Metadata-Version: 2.1
Name: llama_cpp_http
Version: 0.2.12
Summary: Python llama.cpp HTTP Server and LangChain LLM Client
Home-page: https://github.com/mtasic85/python-llama-cpp-http
License: MIT
Author: Marko Tasic
Author-email: mtasic85@gmail.com
Requires-Python: >=3.10,<4.0
Classifier: License :: OSI Approved :: MIT License
Classifier: Programming Language :: Python :: 3
Classifier: Programming Language :: Python :: 3.10
Classifier: Programming Language :: Python :: 3.11
Requires-Dist: aiohttp[speedups] (>=3.8.5,<4.0.0)
Requires-Dist: async-timeout (>=4.0.3,<5.0.0)
Requires-Dist: gunicorn (>=21.2.0,<22.0.0)
Requires-Dist: langchain (>=0.0.303,<0.0.304)
Requires-Dist: requests (>=2.31.0,<3.0.0)
Requires-Dist: uvloop (>=0.17.0,<0.18.0)
Requires-Dist: websockets (>=11.0.3,<12.0.0)
Project-URL: Repository, https://github.com/mtasic85/python-llama-cpp-http
Description-Content-Type: text/markdown

# python-llama-cpp-http

<!--
[![Build][build-image]]()
[![Status][status-image]][pypi-project-url]
[![Stable Version][stable-ver-image]][pypi-project-url]
[![Coverage][coverage-image]]()
[![Python][python-ver-image]][pypi-project-url]
[![License][mit-image]][mit-url]
-->
[![Downloads](https://img.shields.io/pypi/dm/llama_cpp_http)](https://pypistats.org/packages/llama_cpp_http)
[![Supported Versions](https://img.shields.io/pypi/pyversions/llama_cpp_http)](https://pypi.org/project/llama_cpp_http)
[![License: MIT](https://img.shields.io/badge/license-MIT-blue.svg)](https://opensource.org/licenses/MIT)

Python HTTP Server and [LangChain](https://python.langchain.com) LLM Client for [llama.cpp](https://github.com/ggerganov/llama.cpp).

Server has only two routes:
- **call**: for a prompt get whole text completion at once: `POST` `/api/1.0/text/completion`
- **stream**: for a prompt get text chunks via WebSocket: `GET` `/api/1.0/text/completion`

LangChain LLM Client has support for sync calls only based on Python packages `requests` and `websockets`.

## Install

```bash
pip install llama_cpp_http
```

## Manual install

Assumption is that **GPU driver**, and **OpenCL** / **CUDA** libraries are installed.

Make sure you follow instructions from `LLAMA_CPP.md` below for one of following:
- CPU - including Apple, recommended for beginners
- OpenCL for AMDGPU/NVIDIA **CLBlast**
- HIP/ROCm for AMDGPU **hipBLAS**,
- CUDA for NVIDIA **cuBLAS**

It is the easiest to start with just **CPU**-based version of [llama.cpp](https://github.com/ggerganov/llama.cpp) if you do not want to deal with GPU drivers and libraries.

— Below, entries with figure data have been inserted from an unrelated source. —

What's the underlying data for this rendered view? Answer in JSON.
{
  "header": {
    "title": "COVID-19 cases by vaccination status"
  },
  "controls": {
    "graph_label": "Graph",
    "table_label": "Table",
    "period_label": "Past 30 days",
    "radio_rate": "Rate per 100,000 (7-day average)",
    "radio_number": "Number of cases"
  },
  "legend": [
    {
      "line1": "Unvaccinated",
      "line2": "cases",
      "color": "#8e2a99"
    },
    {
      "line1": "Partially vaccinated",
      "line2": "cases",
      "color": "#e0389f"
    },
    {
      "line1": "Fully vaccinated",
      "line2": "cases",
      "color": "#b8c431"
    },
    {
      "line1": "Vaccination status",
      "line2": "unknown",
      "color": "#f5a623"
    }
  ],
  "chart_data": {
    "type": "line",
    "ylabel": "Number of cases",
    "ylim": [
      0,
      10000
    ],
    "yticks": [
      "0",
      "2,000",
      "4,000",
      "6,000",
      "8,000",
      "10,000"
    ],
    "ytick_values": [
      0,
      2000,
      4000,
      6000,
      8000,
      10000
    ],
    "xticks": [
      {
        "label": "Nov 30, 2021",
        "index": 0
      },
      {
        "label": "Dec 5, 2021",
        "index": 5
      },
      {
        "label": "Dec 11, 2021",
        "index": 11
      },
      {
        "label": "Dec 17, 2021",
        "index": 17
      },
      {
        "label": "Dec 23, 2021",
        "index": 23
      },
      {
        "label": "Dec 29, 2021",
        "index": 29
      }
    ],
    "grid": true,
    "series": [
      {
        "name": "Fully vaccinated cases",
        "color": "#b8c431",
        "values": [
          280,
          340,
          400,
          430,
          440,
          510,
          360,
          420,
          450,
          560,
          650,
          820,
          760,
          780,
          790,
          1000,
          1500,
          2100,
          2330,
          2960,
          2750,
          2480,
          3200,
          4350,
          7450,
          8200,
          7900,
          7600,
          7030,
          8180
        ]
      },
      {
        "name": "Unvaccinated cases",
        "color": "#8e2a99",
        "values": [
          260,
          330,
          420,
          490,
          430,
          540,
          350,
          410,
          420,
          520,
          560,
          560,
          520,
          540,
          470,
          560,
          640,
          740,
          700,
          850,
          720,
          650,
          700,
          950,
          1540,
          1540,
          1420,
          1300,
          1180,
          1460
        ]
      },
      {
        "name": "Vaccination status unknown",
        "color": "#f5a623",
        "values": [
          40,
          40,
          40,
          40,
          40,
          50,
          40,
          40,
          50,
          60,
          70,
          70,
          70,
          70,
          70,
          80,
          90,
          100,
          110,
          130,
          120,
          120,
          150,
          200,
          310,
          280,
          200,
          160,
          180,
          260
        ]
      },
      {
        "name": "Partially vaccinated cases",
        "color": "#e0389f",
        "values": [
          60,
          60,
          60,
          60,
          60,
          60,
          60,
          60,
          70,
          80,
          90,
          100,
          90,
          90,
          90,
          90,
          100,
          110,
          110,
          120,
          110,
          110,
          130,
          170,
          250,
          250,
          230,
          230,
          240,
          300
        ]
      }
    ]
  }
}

### Install build packages

- Arch/Manjaro: `sudo pacman -Sy base-devel python git jq`
- Debian/Ubuntu: `sudo apt install build-essential python3-dev python3-venv python3-pip libffi-dev libssl-dev git jq`

### Clone repo

```bash
git clone https://github.com/mtasic85/python-llama-cpp-http.git
cd python-llama-cpp-http
```

Make sure you are inside cloned repo directory `python-llama-cpp-http`.

### Setup python venv

```bash
python -m venv venv
source venv/bin/activate
python -m ensurepip --upgrade
pip install -U .
```

## Clone and compile llama.cpp

```bash
git clone https://github.com/ggerganov/llama.cpp llama.cpp
cd llama.cpp
make -j
```

## Download Meta's Llama 2 7B Model

Download GGUF model from https://huggingface.co/TheBloke/Llama-2-7B-GGUF to local directory `models`.

Our advice is to use model https://huggingface.co/TheBloke/Llama-2-7B-GGUF/blob/main/llama-2-7b.Q2_K.gguf with minimum requirements, so it can fit in both RAM/VRAM.

## Run Server

```bash
python -m llama_cpp_http.server --backend cpu --models-path ./models --llama-cpp-path ./llama.cpp
```

## Run Client Examples

1) Simple text completion call `/api/1.0/text/completion`:

```bash
python -B misc/example_client_call.py | jq .
```

2) WebSocket stream `/api/1.0/text/completion`:

```bash
python -B misc/example_client_stream.py | jq -R '. as $line | try (fromjson) catch $line'
```

## Licensing

**python-llama-cpp-http** is licensed under the MIT license. Check the LICENSE for details.